As The Wings Of Perfect Flame Glow Out Of Passion.

Tuesday, November 01, 2005

Money talks.

Ok, so here's the thing. As we all know, last friday was pay day friday. I have this one problem when it comes to money. I know i've turned out like this because my mom, ok, i can't translate this to english -kinuripot ako ng nanay ko mula pagkabata hanggang gumaraduate na ko at nagkatrabaho. So, i have this problem, you know the term : One day Millionaire? Yes, i am like that.

Last friday, i checked my account, since the line to switch was down i couldn't withraw my money. I got no beef with that because i have still some money left here at home. I spent some on saturday and decided to withraw yesterday sunday. Here's the thing, i still can't withraw and when i checked my account, it was 700 peso short. I have no idea why that happened, but i guess the tax folks deducted the tax already. That was my theory. I brought this issue to my mother and guess what, she didn't ask why or how i lost the money but instantly stretched out her palm and asked my contribution. Hahaha, now that's a mother. She was like that since i got my job. I remember about 2 months ago, she was giving her "i-think-allan-has-a-fault-so-i-will-give-him-sermon" I remember her saying "Kayo, pagnagkatrabaho kayo, di ko kayo hihingiian ng pera" Then when i got a job. I suddenly got obliged to give her this amount. Then when she knew how much i am earning (because she sneaked at my offer sheet) she increased my contribution... - now talk about "di kita hihingian ng pera"

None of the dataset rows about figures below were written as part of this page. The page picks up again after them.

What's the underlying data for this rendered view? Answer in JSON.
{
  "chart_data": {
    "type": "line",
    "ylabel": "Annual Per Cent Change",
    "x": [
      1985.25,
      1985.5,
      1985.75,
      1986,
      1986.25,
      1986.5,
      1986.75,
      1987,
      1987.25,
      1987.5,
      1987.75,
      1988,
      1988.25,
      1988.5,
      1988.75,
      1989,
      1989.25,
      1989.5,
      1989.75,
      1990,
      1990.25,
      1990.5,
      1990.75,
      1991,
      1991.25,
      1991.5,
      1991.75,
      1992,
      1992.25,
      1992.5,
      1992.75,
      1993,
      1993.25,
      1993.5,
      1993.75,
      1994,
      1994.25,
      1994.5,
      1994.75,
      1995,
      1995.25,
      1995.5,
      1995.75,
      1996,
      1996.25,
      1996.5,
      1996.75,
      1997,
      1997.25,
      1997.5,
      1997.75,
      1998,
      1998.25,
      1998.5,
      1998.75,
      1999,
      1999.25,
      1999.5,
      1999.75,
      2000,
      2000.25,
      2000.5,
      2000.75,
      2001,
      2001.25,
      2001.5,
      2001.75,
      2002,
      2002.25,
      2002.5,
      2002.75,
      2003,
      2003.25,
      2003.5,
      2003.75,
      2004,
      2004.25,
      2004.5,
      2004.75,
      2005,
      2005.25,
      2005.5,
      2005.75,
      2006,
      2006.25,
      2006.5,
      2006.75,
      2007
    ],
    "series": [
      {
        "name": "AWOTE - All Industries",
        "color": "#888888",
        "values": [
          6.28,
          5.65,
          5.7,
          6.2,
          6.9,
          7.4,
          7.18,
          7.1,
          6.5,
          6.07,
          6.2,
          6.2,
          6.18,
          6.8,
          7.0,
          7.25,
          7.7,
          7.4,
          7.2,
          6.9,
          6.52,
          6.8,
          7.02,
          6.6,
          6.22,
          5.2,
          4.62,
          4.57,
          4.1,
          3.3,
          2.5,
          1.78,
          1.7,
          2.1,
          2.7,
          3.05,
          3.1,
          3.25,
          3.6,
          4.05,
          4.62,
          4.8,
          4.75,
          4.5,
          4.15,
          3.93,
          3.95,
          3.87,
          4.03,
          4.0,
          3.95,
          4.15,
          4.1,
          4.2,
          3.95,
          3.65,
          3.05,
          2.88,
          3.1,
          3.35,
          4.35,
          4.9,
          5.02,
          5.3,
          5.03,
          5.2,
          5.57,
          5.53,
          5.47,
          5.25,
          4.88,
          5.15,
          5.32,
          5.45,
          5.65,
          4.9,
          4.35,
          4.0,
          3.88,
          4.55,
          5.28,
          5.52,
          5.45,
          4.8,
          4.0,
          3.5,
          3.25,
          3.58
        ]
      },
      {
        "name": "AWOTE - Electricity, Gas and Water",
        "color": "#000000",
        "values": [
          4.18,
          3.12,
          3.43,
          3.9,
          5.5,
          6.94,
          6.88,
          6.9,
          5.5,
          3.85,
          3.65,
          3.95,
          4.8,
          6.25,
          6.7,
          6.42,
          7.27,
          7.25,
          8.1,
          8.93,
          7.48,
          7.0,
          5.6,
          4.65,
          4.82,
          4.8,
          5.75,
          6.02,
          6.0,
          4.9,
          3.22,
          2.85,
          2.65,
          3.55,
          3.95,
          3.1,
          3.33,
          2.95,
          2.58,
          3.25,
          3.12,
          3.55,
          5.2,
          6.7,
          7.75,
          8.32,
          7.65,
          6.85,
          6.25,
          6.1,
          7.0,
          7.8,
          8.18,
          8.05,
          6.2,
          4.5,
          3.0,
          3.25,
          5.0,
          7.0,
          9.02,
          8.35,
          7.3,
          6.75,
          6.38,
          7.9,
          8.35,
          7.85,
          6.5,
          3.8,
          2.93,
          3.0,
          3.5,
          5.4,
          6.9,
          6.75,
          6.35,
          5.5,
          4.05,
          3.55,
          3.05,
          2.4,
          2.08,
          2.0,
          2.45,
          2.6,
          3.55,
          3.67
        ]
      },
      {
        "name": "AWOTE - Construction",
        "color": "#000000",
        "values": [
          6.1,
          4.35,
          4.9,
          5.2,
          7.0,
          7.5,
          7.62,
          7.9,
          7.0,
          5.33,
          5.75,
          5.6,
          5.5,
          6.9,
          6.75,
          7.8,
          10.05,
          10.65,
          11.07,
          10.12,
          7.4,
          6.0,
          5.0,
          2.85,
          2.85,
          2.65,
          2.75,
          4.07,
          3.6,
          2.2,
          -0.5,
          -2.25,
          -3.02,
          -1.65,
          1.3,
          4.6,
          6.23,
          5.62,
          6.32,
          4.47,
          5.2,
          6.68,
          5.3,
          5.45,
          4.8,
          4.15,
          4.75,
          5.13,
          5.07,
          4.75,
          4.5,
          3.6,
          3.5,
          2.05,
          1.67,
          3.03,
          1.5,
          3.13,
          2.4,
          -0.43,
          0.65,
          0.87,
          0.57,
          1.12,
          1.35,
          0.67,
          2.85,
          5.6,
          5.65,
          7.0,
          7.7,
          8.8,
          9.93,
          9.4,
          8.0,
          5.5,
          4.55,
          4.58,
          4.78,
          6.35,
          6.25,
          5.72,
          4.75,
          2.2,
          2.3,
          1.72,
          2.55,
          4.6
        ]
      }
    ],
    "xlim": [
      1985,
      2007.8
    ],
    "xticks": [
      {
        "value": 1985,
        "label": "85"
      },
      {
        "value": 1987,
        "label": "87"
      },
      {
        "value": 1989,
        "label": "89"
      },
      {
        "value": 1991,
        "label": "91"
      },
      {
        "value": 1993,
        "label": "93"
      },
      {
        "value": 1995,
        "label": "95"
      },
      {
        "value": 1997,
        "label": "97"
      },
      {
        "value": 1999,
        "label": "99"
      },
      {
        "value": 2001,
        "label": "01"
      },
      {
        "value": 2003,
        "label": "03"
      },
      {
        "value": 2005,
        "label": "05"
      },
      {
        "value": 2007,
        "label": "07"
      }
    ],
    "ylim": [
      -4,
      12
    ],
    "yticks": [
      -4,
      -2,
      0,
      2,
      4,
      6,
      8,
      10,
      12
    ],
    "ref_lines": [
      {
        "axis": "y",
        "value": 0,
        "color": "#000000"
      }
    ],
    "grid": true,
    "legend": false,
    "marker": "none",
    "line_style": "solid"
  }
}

But i got used to that. She was like that. Money money money. But to hell with that. I have this problem, i am too gastador. Tomorrow my plan is i'm going to open a friggin' account. I should have done this a long time ago but due to busy schedule.. er.. hahahah, busy sched my ass! The bank is just downstairs, i am just so lazy. That's all... hehe.

You know what, i've spent half of my earnings. About 20% on my forced contribution. But hey, sometimes you've got to give yourself some responsibilities. It's just ironic that now i am the one being asked money from... or something like that.